ISLAMABAD, July 11: The government on Thursday signed a formal agreement with Pakistan Petroleum Limited (PPL) that would allow the country’s largest gas producer to operate on a market based gas price formula.
This brings PPL pricing system at par with other local and foreign exploration and production companies and would replace the existing gas price agreement (GPA). Under the old agreement of 1982, PPL was operating on a fixed rate of return under a cost plus formula and was subsidising the gas sector.
This is part of a decision the federal cabinet took early March this year for gas tariff rationalization through elimination of cross subsidies in a phased period of three years and allowed dismantling of PPL’s 1982 gas price agreement.
The decision immediately pushed gas prices up by 8 to 20 per cent for all consumers with effect from March 1, 2002. The dismantling of 1982 agreement necessitated a new market based pricing agreement that became legally effective from July 11, 2002.

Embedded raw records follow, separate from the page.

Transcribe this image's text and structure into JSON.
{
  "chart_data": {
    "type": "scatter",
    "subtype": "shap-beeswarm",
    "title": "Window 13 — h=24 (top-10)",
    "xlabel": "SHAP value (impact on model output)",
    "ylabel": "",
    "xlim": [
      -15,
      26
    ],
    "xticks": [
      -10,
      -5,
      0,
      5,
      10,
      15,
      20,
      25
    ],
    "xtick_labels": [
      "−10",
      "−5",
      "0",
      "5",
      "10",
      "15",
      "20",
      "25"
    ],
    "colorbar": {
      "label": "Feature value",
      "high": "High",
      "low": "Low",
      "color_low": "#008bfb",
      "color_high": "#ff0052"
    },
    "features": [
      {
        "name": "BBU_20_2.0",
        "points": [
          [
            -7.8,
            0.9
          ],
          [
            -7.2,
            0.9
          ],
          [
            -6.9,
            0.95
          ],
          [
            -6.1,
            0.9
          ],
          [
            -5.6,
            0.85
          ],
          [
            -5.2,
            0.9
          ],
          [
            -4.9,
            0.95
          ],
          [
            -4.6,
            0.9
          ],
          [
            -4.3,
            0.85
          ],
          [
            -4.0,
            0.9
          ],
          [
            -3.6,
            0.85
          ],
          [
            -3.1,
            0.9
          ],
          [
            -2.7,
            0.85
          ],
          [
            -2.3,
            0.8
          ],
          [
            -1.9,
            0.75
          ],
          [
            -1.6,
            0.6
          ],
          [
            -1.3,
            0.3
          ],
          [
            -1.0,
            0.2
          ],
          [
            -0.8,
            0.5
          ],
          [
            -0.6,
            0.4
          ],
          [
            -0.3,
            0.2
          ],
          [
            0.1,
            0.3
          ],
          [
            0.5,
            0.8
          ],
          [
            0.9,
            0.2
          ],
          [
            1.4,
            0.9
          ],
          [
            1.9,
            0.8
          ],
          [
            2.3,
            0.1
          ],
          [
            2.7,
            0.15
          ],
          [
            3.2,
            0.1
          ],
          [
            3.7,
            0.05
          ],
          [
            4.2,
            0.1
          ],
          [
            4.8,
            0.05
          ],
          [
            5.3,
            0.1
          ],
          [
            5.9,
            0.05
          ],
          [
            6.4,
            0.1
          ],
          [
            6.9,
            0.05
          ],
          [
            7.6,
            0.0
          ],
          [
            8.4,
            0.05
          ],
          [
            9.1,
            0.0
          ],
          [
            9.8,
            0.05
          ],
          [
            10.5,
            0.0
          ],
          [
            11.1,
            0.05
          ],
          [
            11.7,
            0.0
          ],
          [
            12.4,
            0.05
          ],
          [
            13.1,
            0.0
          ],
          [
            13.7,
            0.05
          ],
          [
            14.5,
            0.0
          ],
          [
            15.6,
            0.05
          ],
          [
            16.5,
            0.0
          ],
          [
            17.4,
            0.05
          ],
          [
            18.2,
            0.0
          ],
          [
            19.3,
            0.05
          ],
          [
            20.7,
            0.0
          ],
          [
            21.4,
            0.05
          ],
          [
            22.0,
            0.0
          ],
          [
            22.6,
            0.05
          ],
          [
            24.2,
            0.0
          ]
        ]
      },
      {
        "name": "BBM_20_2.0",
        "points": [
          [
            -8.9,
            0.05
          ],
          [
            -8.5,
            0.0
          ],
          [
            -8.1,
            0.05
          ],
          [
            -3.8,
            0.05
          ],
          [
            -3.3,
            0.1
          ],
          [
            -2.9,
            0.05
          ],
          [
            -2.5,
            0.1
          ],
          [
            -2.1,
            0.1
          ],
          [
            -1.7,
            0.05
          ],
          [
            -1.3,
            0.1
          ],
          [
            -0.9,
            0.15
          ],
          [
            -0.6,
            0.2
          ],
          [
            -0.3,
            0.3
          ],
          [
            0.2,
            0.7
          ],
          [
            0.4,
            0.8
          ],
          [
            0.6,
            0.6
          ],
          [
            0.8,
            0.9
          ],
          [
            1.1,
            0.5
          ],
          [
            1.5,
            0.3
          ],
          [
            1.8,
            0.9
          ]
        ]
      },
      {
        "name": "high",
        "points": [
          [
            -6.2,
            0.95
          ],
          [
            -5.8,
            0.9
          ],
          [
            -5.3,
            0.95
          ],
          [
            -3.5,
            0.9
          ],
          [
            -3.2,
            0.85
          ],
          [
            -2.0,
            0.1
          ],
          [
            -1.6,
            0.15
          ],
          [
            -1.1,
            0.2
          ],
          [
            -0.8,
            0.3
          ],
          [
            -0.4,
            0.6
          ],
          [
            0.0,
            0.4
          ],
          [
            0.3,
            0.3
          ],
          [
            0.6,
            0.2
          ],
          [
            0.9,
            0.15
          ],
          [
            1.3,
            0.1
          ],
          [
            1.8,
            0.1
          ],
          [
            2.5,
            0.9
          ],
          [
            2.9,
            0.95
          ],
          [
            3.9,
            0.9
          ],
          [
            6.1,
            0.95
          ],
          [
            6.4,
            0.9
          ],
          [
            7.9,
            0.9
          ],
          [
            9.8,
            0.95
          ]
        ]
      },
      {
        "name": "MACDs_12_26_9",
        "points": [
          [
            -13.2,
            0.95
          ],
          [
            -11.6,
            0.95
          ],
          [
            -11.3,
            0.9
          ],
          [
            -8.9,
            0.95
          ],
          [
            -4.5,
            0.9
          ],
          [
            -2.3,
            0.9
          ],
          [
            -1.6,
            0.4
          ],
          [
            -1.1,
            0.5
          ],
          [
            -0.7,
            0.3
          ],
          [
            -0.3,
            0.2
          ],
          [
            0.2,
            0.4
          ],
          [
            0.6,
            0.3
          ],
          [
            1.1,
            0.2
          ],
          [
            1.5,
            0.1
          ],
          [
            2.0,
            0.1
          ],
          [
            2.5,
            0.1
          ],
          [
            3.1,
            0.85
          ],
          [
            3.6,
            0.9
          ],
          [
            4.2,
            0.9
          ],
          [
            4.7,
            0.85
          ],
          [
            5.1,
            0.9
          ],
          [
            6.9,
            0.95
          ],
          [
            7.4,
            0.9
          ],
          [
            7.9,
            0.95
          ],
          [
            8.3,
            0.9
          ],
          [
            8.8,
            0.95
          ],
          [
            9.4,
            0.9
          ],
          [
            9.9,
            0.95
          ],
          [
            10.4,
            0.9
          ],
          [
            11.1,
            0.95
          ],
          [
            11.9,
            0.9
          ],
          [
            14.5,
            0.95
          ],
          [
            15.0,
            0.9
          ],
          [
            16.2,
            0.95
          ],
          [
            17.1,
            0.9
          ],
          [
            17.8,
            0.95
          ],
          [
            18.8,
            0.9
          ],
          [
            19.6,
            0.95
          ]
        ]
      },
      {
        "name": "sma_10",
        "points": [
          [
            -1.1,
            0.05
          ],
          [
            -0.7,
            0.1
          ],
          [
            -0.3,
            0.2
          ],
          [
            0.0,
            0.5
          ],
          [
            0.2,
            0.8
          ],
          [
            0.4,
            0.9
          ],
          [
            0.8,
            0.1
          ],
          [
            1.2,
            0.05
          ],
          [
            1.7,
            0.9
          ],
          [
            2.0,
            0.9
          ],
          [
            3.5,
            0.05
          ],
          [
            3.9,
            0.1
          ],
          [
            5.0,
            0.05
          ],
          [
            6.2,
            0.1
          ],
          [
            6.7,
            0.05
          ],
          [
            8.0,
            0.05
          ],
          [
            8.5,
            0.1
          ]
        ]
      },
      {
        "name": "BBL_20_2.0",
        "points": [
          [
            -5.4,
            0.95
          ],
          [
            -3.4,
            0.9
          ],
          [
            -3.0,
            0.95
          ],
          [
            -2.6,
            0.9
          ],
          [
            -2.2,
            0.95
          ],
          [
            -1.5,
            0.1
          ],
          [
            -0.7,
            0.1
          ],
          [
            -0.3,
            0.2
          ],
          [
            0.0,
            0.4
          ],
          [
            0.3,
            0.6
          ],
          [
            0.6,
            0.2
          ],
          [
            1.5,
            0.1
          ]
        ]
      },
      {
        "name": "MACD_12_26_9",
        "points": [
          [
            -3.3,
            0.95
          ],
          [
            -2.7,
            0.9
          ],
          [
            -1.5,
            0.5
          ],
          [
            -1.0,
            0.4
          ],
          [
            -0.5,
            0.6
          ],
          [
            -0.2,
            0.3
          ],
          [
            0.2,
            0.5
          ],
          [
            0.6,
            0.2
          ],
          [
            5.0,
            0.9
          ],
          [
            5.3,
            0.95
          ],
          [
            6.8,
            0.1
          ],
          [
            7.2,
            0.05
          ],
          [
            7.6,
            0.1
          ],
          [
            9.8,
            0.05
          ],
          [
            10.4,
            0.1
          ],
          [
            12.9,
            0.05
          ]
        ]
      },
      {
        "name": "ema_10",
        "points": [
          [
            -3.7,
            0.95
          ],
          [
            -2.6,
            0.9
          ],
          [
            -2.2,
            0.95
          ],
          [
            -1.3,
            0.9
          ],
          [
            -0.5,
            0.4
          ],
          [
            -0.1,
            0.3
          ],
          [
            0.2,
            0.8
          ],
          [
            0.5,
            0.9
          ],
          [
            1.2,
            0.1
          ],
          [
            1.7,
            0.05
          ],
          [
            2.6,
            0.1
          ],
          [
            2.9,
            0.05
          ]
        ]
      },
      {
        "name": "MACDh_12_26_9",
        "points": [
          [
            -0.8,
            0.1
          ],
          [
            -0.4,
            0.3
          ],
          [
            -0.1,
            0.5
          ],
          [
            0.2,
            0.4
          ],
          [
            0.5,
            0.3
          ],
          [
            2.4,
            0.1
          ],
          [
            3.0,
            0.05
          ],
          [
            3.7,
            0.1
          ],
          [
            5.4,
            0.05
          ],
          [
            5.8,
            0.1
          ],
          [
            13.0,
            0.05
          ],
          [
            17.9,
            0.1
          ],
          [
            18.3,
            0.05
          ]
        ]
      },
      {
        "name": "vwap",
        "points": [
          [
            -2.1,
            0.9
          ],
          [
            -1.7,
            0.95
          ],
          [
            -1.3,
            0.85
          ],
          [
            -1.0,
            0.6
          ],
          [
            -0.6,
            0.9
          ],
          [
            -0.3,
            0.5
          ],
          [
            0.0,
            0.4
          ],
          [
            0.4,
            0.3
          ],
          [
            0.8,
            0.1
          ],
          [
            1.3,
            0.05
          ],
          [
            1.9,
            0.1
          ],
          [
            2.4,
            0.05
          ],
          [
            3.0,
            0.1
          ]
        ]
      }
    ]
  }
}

The agreement was signed by secretary petroleum M. Abdullah Yousaf on behalf of the government of Pakistan and PPL was represented by managing director PPL Munsif Raza.
The federal government is holding 93 per cent shares of PPL while remaining 7 per cent shares are jointly owned by international finance corporation and handful of private sector shareholders.
PPL is currently producing 800 million cubic feet of gas per day (mmcfd), which comes about 40 per cent of the total gas supplies to the main gas transmission network. The company has now been allowed to operate purely on commercial basis and take decisions independently.
The government is following a policy of deregulation of the petroleum sector under the guidelines from the World Bank and the International Monetary Fund under the structural adjustment credit (SAC).
Under the three-year phased programme, the natural gas tariff will go up by an estimated 70 to 130 per cent and remove an annual subsidy of around Rs46 billion.
This means that gas prices would increase on March 1 and September 1 every year till 2005 by an average 15 to 20 per cent. The next tariff revision would take place on September 1, 2002.
Balochistan has been protesting over decline in gas development surcharge and royalty payments to it and the revised GPA with PPL at higher rates would increase provincial share significantly because royalty is calculated on 12.5 per cent of the total well head price.
From now on, the gas prices would be based on well-head price plus transmission and distribution cost plus return to utilities and above all the 15 per cent taxation. The prices would revised every six months and cost of service will be the basis for tariff which means that bulk of consumers would be provided gas at cheaper rates.